Le nombre d’accidents de trajet n’impacte pas directement le taux de cotisation de l’employeur :

  • Pour les établissements de moins de 20 salariés, les accidents de trajet n’impactent pas le taux de cotisation du fait de l’application du taux forfaitaire collectif des AT-MP qui varie en fonction du secteur d’activité.
  • Pour les établissements de plus de 20 salariés, les accidents de trajet impactent le taux de cotisation par le biais d’une majoration. Ce taux de majoration évolue d’une année sur l’autre en fonction du nombre national d’accidents de trajet.

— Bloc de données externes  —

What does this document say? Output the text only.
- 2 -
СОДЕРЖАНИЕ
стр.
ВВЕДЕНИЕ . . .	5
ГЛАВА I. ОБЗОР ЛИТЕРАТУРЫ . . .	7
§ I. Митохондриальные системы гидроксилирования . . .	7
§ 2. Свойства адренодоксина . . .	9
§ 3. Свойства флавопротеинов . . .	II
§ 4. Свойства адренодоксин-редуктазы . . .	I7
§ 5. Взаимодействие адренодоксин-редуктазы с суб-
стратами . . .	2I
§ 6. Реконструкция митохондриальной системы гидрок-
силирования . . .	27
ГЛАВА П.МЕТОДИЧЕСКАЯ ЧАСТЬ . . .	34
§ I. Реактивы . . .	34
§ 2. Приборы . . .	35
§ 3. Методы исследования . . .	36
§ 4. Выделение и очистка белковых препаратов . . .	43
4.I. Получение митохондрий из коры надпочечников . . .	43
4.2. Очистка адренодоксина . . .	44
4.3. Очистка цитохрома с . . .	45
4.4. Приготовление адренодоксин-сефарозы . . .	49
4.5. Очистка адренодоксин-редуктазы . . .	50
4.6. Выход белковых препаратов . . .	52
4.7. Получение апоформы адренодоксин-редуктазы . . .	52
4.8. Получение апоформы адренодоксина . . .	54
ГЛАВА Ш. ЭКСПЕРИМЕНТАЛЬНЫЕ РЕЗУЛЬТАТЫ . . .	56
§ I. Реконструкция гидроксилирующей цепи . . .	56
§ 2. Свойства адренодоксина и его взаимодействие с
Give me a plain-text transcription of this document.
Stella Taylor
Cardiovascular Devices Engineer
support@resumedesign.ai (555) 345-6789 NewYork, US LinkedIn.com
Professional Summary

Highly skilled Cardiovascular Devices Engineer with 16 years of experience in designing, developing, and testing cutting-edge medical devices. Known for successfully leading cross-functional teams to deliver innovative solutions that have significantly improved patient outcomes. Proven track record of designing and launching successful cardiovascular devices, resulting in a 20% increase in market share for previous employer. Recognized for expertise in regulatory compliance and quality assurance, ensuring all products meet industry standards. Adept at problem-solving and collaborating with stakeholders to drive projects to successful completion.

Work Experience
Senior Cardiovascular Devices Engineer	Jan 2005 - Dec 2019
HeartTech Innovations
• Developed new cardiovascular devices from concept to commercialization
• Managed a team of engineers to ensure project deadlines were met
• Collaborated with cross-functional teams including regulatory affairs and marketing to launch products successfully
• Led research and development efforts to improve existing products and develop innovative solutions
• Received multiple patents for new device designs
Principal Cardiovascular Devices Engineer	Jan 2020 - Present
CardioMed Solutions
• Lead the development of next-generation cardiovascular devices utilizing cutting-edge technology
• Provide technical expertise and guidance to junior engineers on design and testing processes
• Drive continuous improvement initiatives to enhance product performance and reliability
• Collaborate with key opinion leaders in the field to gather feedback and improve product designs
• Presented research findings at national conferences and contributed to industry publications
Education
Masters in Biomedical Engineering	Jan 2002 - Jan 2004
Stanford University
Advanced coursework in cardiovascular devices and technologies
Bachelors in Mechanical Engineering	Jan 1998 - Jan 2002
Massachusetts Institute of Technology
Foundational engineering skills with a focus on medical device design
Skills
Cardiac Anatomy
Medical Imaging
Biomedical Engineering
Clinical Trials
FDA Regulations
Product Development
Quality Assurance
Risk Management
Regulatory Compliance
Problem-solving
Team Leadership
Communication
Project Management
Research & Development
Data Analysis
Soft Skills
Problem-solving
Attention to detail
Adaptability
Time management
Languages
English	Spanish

Depuis le 1er janvier 2022, il est obligatoire pour toutes les entreprises, quel que soit leur effectif, de recevoir la notification de leur taux AT/MP par voie dématérialisée. Dans le cas contraire, les caisses régionales sont autorisées réglementairement à notifier des pénalités. Pour remplir cette obligation légale, chaque entreprise doit être inscrite au compte AT/MP sur le site net-entreprises.fr. Une fois l’inscription au compte AT/MP réalisée, les entreprises sont alors automatiquement abonnées au service de dématérialisation pour tout éventuel recalcul de taux en cours d’année, ainsi que pour la notification annuelle de janvier. La notification du taux AT/MP dématérialisée a la même valeur juridique que les anciens courrier et accusé de réception papier. Ce service est gratuit et permet de sécuriser le taux applicable dès les paies de janvier.